L'analyse d'enrichissement du protéome SEV a révélé que les protéines associées aux exosomes extracellulaires étaient surreprésentées. Un total de 186 protéines différentiellement abondantes ont été identifiées dans les groupes, avec seulement deux protéines différant entre les trois groupes. De plus, 44 % de ces protéines étaient dépourvues d'un peptide signal de sécrétion prévu, ce qui suggère que les SEV pourraient représenter un nouveau mécanisme de libération d'exerkine indépendant des voies de sécrétion classiques.
Conclusions
Les résultats de l’étude indiquent qu’une période de désentraînement de quatre semaines a réduit les augmentations induites par le HIIT du métabolisme oxydatif du corps entier chez les individus insulinorésistants et a diminué les augmentations induites par le HIIT de la sensibilité à l’insuline du corps entier chez les sujets DT2.

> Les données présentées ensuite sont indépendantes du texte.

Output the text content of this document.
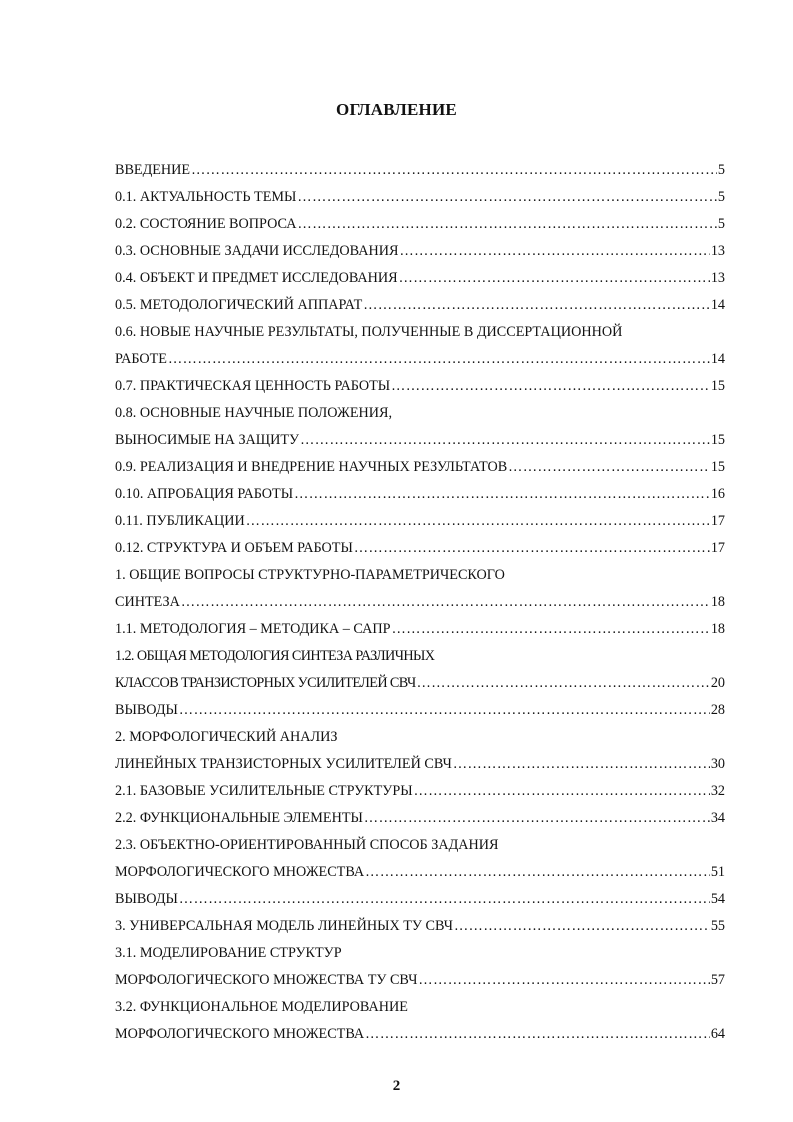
ОГЛАВЛЕНИЕ
ВВЕДЕНИЕ …………………………………………………………………………………………………………………………………………………………………………………	5
0.1. АКТУАЛЬНОСТЬ ТЕМЫ …………………………………………………………………………………………………………………………………………………………………………………	5
0.2. СОСТОЯНИЕ ВОПРОСА …………………………………………………………………………………………………………………………………………………………………………………	5
0.3. ОСНОВНЫЕ ЗАДАЧИ ИССЛЕДОВАНИЯ …………………………………………………………………………………………………………………………………………………………………………………	13
0.4. ОБЪЕКТ И ПРЕДМЕТ ИССЛЕДОВАНИЯ …………………………………………………………………………………………………………………………………………………………………………………	13
0.5. МЕТОДОЛОГИЧЕСКИЙ АППАРАТ …………………………………………………………………………………………………………………………………………………………………………………	14
0.6. НОВЫЕ НАУЧНЫЕ РЕЗУЛЬТАТЫ, ПОЛУЧЕННЫЕ В ДИССЕРТАЦИОННОЙ
РАБОТЕ …………………………………………………………………………………………………………………………………………………………………………………	14
0.7. ПРАКТИЧЕСКАЯ ЦЕННОСТЬ РАБОТЫ …………………………………………………………………………………………………………………………………………………………………………………	15
0.8. ОСНОВНЫЕ НАУЧНЫЕ ПОЛОЖЕНИЯ,
ВЫНОСИМЫЕ НА ЗАЩИТУ …………………………………………………………………………………………………………………………………………………………………………………	15
0.9. РЕАЛИЗАЦИЯ И ВНЕДРЕНИЕ НАУЧНЫХ РЕЗУЛЬТАТОВ …………………………………………………………………………………………………………………………………………………………………………………	15
0.10. АПРОБАЦИЯ РАБОТЫ …………………………………………………………………………………………………………………………………………………………………………………	16
0.11. ПУБЛИКАЦИИ …………………………………………………………………………………………………………………………………………………………………………………	17
0.12. СТРУКТУРА И ОБЪЕМ РАБОТЫ …………………………………………………………………………………………………………………………………………………………………………………	17
1. ОБЩИЕ ВОПРОСЫ СТРУКТУРНО-ПАРАМЕТРИЧЕСКОГО
СИНТЕЗА …………………………………………………………………………………………………………………………………………………………………………………	18
1.1. МЕТОДОЛОГИЯ – МЕТОДИКА – САПР …………………………………………………………………………………………………………………………………………………………………………………	18
1.2. ОБЩАЯ МЕТОДОЛОГИЯ СИНТЕЗА РАЗЛИЧНЫХ
КЛАССОВ ТРАНЗИСТОРНЫХ УСИЛИТЕЛЕЙ СВЧ …………………………………………………………………………………………………………………………………………………………………………………	20
ВЫВОДЫ …………………………………………………………………………………………………………………………………………………………………………………	28
2. МОРФОЛОГИЧЕСКИЙ АНАЛИЗ
ЛИНЕЙНЫХ ТРАНЗИСТОРНЫХ УСИЛИТЕЛЕЙ СВЧ …………………………………………………………………………………………………………………………………………………………………………………	30
2.1. БАЗОВЫЕ УСИЛИТЕЛЬНЫЕ СТРУКТУРЫ …………………………………………………………………………………………………………………………………………………………………………………	32
2.2. ФУНКЦИОНАЛЬНЫЕ ЭЛЕМЕНТЫ …………………………………………………………………………………………………………………………………………………………………………………	34
2.3. ОБЪЕКТНО-ОРИЕНТИРОВАННЫЙ СПОСОБ ЗАДАНИЯ
МОРФОЛОГИЧЕСКОГО МНОЖЕСТВА …………………………………………………………………………………………………………………………………………………………………………………	51
ВЫВОДЫ …………………………………………………………………………………………………………………………………………………………………………………	54
3. УНИВЕРСАЛЬНАЯ МОДЕЛЬ ЛИНЕЙНЫХ ТУ СВЧ …………………………………………………………………………………………………………………………………………………………………………………	55
3.1. МОДЕЛИРОВАНИЕ СТРУКТУР
МОРФОЛОГИЧЕСКОГО МНОЖЕСТВА ТУ СВЧ …………………………………………………………………………………………………………………………………………………………………………………	57
3.2. ФУНКЦИОНАЛЬНОЕ МОДЕЛИРОВАНИЕ
МОРФОЛОГИЧЕСКОГО МНОЖЕСТВА …………………………………………………………………………………………………………………………………………………………………………………	64
2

Le désentraînement n’a pas affecté l’amélioration de la glycémie, de la sensibilité hépatique à l’insuline et du contenu en lipides hépatiques chez les individus insulinorésistants. De plus, le désentraînement a stimulé la fission mitochondriale chez les sujets sensibles à l’insuline et a contribué à maintenir la fusion mitochondriale musculaire chez les individus insulinorésistants.
VO2 max est resté inchangé après le désentraînement uniquement chez les sujets IS-NDM, bien qu'il soit toujours supérieur aux valeurs de base dans tous les groupes. Les changements métaboliques après le désentraînement peuvent être en partie attribués à la libération de SEV stimulée par HIIT et à la cargaison de protéines SEV.